The Upside of Being Under Pressure Together
Success Magazine, Shawn Achor
September 8, 2015
As part of an ROTC scholarship, I spent a summer during college in naval training. It taught me a lot about dealing with adversity.
Every night of boot camp, we would go to bed fully clothed for a 4 a.m. wakeup. We were allowed only five minutes to eat meals; our officers liked to say that if the fork went in our mouths, we were eating too slowly. We had only 10 seconds to shave—with government-issued blades that almost always resulted in cuts.
There was a reason for all of this. It’s not that our officers were secretly sadists—well, maybe some of them were. We cadets were put through this type of training to demonstrate our commitment and loyalty, but also because it united us as a group.

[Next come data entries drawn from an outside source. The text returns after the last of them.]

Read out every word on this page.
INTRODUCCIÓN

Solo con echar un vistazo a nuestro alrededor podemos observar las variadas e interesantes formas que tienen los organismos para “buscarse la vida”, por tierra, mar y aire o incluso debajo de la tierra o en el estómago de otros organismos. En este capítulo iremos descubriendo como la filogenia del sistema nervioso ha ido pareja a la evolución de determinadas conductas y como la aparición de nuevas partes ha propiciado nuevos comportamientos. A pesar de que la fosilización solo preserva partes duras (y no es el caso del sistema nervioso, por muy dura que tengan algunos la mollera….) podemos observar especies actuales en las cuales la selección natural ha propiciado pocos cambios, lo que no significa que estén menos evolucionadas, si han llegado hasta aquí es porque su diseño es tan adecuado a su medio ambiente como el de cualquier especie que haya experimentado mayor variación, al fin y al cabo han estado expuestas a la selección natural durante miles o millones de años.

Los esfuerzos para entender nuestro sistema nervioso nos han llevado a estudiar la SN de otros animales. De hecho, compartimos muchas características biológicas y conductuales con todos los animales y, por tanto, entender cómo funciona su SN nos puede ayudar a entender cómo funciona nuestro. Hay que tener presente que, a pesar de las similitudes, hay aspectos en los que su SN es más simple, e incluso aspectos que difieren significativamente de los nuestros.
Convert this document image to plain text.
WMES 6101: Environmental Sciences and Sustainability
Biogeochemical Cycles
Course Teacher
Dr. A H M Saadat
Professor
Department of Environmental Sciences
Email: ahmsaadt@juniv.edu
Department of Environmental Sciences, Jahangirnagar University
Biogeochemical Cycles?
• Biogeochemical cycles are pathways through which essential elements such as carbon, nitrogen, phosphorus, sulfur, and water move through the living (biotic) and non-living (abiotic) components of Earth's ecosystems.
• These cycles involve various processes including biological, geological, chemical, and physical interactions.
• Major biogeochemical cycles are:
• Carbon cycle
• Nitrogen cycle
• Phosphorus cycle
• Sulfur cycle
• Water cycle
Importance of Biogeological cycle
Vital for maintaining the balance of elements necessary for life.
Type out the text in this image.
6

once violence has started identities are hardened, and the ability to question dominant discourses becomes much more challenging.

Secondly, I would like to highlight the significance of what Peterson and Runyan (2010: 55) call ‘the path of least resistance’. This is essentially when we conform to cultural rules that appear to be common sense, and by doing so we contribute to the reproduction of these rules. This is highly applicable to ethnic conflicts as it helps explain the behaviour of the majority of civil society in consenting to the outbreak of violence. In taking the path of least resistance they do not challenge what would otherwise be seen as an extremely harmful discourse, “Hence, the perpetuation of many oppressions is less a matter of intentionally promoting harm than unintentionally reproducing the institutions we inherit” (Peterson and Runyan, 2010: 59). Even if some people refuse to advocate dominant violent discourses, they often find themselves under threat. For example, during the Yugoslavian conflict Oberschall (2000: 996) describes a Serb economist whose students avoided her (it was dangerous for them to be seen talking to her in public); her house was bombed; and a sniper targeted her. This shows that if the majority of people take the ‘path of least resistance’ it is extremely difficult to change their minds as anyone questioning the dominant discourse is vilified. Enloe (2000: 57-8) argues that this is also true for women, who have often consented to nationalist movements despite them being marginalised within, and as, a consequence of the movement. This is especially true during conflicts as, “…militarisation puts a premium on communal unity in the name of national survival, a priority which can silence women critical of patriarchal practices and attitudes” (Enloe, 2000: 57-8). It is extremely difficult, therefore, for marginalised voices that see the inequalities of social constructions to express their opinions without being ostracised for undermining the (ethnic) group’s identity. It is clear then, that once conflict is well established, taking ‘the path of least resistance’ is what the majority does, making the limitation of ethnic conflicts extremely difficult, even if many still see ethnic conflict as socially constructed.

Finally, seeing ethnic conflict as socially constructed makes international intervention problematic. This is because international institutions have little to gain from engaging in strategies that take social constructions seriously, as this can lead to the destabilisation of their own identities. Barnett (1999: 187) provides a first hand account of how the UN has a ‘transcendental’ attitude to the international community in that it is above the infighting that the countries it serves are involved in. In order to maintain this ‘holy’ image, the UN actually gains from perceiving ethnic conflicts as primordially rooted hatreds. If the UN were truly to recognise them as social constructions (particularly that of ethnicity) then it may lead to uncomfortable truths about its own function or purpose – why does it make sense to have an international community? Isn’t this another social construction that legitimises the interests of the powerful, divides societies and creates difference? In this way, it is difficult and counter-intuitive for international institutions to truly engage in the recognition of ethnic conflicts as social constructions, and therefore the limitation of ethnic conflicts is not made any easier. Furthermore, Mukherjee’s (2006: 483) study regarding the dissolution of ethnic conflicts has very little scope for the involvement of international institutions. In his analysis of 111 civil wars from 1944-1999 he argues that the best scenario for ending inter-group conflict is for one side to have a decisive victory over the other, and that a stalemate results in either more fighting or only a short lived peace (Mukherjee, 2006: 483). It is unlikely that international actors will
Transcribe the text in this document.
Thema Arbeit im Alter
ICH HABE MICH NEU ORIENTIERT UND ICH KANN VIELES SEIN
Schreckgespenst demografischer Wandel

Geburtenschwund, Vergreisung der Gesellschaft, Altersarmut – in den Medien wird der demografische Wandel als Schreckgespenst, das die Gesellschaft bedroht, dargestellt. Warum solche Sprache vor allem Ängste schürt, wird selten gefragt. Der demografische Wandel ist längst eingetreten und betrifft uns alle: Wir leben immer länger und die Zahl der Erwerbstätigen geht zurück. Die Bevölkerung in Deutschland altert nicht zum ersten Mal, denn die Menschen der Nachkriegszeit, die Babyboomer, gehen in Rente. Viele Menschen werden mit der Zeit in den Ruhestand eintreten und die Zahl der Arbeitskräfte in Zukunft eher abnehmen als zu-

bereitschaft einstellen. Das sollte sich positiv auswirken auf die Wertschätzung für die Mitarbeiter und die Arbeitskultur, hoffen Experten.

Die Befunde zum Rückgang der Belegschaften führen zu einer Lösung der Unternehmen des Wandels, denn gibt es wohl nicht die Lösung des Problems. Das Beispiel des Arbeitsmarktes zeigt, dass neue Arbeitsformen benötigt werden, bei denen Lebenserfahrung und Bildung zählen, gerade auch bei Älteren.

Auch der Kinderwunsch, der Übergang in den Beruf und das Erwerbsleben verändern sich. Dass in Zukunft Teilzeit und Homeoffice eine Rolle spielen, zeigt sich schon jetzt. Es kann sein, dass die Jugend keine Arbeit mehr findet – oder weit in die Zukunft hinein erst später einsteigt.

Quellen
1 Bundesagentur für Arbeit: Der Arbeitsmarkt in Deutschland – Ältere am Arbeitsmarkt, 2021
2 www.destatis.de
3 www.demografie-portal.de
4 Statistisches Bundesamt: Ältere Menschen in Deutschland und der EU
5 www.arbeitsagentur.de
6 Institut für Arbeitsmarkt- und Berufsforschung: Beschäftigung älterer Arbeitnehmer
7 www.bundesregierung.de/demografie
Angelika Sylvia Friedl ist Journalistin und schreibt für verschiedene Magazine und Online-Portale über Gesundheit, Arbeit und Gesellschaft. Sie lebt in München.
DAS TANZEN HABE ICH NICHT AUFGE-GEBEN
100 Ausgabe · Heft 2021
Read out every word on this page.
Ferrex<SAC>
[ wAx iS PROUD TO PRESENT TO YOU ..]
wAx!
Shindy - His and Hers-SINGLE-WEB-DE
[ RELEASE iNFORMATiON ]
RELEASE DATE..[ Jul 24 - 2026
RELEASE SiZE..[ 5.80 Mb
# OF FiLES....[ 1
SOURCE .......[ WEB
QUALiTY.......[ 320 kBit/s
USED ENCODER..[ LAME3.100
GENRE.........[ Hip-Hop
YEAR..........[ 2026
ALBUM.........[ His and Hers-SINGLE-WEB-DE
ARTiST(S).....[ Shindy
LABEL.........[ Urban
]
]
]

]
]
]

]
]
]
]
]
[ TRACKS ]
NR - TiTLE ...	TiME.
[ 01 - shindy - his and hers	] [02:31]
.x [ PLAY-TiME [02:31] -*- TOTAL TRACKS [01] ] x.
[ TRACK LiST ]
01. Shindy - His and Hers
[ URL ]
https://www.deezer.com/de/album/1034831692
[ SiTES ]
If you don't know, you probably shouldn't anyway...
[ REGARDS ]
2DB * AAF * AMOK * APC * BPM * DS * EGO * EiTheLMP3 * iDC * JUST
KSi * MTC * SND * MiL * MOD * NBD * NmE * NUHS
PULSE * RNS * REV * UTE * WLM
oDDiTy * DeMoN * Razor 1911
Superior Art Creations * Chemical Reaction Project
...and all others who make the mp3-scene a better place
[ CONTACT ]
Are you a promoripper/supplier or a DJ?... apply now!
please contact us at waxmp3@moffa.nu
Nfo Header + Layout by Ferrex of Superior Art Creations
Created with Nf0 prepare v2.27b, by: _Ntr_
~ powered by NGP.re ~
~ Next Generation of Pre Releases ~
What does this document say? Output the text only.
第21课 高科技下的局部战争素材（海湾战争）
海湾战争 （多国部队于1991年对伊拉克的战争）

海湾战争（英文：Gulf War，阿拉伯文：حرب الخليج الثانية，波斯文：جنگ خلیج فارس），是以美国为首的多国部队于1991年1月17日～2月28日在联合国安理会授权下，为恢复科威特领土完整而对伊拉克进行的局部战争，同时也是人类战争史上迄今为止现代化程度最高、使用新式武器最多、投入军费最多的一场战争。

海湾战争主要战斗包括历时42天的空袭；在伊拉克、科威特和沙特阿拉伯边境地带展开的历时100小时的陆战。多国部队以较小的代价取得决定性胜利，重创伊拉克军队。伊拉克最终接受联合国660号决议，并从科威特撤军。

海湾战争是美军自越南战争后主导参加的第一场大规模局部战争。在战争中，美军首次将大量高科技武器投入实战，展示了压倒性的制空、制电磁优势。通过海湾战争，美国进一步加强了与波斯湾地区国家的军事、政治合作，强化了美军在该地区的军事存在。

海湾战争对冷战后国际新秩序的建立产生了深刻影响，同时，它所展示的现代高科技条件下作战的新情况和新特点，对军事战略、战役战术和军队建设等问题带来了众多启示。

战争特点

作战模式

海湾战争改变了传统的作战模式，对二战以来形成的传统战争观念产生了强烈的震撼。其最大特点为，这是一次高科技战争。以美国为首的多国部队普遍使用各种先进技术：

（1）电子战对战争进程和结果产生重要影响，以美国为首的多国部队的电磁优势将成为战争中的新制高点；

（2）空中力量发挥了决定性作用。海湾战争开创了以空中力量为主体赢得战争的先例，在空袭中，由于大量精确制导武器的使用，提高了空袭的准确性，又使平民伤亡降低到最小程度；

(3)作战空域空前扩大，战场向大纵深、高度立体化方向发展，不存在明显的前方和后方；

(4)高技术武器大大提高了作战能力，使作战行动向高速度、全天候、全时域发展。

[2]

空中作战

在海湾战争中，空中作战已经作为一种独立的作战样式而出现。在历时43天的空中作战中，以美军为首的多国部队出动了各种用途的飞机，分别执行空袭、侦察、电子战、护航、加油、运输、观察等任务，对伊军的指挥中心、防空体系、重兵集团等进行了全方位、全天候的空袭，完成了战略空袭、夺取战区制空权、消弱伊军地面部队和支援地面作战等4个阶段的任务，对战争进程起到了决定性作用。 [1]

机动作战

Now, your employees will all quit if you put them through a boot camp like this. But there are ways your team can benefit from collective stress.
I’m not saying you should create stress and hostility in your workplace. But when your team members are under pressure to meet deadlines or overcome trouble, you can help them find meaning in the adversity. Remind them of instances when they worked together to meet tough challenges in the past and how they used those difficulties as glue to create a stronger bond between them.
As I wrote in Before Happiness, stress is inevitable, but its effects are not. Stress can tear a team apart if it is ignored or feared, but if used as a positive, it can be the force that keeps a team together and working well. The key is to find the right narrative.